1926: Franz-Josef-Land wird sowjetisch

aus OWEP 4/2017  •  von Andreas Alexandrou

Student des Masterstudiengangs Geschichte Osteuropas und Romanistik an der Ludwig-Maximilians-Universität München.

Neben eine Reportage über die erste Luftschiff-Überquerung des Nordpols durch Umberto Nobile und Roald Amundsen platzierte die Prawda am 16. April 1926 eine kurze Regierungserklärung. Moskau hatte am Vortag seine Souveränität über alle Territorien verkündet, die in einem tortenstückförmig definierten Sektor zwischen der sowjetischen Polarmeerküste und dem Nordpol lagen. In diesem nach dem Vorbild Kanadas geschaffenen Sektor befand sich auch das 1873 von einer österreichischen Expedition entdeckte Franz-Josef-Land. Bislang hatten die unbewohnten Gletscherinseln an der Packeisgrenze als Niemandsland gegolten – von Interesse allenfalls für Polarforscher. Sowjetische Wissenschaftler richteten dort im August 1929 eine Forschungsstation ein. Ihr Ziel war aber nicht nur, wie offiziell verlautete, eine Verbesserung der Wetterprognosen für Europa und speziell für die arktische Luftfahrt.

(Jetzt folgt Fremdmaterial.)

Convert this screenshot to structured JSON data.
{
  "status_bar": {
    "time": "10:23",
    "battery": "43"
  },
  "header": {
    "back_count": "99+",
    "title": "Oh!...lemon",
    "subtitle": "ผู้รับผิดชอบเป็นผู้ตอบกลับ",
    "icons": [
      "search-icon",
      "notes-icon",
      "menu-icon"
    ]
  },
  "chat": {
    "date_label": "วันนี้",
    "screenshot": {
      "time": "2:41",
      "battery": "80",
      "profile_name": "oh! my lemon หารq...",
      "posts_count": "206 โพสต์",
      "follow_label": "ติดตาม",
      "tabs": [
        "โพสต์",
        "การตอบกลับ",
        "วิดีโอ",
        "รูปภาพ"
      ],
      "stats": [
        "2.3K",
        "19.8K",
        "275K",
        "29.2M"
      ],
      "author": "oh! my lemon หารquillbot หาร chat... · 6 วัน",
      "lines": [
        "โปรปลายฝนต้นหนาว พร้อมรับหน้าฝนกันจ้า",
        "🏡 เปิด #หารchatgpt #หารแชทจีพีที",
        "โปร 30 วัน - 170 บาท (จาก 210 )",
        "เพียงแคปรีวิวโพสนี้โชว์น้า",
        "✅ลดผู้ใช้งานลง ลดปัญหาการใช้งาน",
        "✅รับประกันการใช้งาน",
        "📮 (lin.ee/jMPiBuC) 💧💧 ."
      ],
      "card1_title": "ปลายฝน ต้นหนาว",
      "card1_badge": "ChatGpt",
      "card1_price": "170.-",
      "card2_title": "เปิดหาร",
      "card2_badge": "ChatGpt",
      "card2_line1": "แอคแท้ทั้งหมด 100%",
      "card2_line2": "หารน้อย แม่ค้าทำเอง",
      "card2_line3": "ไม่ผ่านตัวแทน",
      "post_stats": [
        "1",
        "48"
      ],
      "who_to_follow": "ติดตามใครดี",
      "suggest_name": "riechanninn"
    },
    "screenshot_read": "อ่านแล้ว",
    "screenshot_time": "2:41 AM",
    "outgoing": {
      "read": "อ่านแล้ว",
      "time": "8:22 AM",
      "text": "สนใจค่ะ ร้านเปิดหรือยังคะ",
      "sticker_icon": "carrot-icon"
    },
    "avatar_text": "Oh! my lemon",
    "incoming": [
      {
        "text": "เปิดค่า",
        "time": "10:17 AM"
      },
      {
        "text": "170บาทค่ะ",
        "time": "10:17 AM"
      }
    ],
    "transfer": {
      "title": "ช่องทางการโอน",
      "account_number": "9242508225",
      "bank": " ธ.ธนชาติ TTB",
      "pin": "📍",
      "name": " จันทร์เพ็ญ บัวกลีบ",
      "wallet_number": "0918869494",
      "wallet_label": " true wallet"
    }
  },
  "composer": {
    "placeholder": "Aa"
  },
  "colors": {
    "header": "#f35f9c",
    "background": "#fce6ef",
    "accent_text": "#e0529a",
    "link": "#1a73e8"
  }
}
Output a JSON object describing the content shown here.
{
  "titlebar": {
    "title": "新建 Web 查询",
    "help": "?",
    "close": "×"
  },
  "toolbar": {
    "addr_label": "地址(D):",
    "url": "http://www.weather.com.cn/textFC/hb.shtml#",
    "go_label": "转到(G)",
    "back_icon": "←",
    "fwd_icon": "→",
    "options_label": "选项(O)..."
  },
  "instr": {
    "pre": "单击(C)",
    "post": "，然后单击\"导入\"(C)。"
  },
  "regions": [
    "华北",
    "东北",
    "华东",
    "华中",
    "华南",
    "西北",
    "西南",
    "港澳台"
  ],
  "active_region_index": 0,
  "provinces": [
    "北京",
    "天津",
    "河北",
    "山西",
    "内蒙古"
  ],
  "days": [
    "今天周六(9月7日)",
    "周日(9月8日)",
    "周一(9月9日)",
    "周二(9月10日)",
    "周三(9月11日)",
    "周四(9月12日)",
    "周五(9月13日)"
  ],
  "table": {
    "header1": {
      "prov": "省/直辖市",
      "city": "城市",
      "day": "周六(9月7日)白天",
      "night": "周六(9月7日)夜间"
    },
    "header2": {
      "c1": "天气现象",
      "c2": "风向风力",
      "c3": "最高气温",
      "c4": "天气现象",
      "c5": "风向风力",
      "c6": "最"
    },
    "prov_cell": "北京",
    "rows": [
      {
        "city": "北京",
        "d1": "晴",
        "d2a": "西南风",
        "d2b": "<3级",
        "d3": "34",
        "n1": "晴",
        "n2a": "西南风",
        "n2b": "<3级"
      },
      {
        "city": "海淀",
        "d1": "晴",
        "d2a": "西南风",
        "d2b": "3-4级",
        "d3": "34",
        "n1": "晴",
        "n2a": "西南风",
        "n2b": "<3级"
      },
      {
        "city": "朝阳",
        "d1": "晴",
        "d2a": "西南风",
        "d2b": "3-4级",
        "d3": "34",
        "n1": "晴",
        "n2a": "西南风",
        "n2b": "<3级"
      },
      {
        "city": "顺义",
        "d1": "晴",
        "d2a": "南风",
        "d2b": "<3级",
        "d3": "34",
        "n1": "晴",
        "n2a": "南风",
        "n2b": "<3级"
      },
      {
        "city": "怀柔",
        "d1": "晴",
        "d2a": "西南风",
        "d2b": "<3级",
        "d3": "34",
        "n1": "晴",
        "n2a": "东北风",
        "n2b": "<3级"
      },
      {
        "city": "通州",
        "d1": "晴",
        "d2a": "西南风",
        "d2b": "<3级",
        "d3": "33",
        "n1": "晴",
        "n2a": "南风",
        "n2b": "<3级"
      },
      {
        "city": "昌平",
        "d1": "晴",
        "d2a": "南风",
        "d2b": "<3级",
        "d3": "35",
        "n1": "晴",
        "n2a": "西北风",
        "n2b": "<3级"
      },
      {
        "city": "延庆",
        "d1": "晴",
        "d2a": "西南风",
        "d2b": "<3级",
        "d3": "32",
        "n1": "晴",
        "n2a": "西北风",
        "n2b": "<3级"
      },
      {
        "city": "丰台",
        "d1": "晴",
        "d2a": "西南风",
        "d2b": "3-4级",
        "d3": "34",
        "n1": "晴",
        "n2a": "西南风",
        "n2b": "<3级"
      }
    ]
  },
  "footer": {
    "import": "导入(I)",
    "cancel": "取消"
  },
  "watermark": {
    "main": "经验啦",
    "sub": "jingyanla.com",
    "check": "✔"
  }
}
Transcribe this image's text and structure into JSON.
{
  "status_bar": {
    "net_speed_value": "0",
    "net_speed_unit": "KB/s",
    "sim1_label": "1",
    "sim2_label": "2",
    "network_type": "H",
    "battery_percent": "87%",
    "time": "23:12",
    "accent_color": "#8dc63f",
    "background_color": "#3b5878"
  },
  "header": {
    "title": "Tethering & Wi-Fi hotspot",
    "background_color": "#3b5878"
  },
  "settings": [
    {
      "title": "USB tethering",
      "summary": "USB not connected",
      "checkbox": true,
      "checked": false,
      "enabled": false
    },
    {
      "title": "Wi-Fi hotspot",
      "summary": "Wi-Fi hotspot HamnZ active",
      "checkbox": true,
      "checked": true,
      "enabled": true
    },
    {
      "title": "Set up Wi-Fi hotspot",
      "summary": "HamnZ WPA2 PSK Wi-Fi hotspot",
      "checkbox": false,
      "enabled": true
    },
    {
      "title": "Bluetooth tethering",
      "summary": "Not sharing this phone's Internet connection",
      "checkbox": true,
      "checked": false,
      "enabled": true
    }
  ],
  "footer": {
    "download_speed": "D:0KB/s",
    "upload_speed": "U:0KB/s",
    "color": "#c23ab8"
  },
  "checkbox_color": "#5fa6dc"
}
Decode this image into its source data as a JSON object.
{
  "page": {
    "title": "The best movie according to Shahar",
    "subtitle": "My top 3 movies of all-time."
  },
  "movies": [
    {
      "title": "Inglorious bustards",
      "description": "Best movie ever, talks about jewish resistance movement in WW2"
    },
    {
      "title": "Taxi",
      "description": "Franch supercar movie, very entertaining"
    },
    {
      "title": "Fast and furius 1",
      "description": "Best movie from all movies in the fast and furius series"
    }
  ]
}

Die sieben Männer gründeten die nördlichste Siedlung der UdSSR und nahmen so den Archipel physisch in Besitz. Dieser Schritt richtete sich nicht zuletzt gegen Norwegen, das bis in die 1930er Jahre die Rechtmäßigkeit des sowjetischen Vorgehens bestritt, ohne indes die Sowjetisierung von Franz-Josef-Land verhindern zu können.

Die neuen Sowjetinseln dienten als Ausgangspunkt für die berühmten Polarexpeditionen der Stalinzeit, fanden aber selbst nur wenig Aufmerksamkeit. Trotzdem markierte die Inbesitznahme von Franz-Josef-Land einen Wendepunkt. Sie unterstrich Moskaus bis heute bestehende Forderung nach einem Arktis-Sektor und sollte Gebietsansprüche anderer verhindern; die Regierungserklärung von 1926 schloss ausdrücklich alle noch unbekannten Inseln ein. Im Fall von Nobile war die Sorge vor Neuentdeckungen unbegründet, endete doch seine zweite Nordpolfahrt 1928 in einer Katastrophe. Dass nur der Eisbrecher Krasin zur Unglückstelle vordringen und Überlebende bergen konnte, galt als Zeichen sowjetischer Überlegenheit in der Arktis. Noch im gleichen Jahr dampfte die Krasin nach Franz-Josef-Land, wo eine stählerne Sowjetflagge aufgestellt wurde.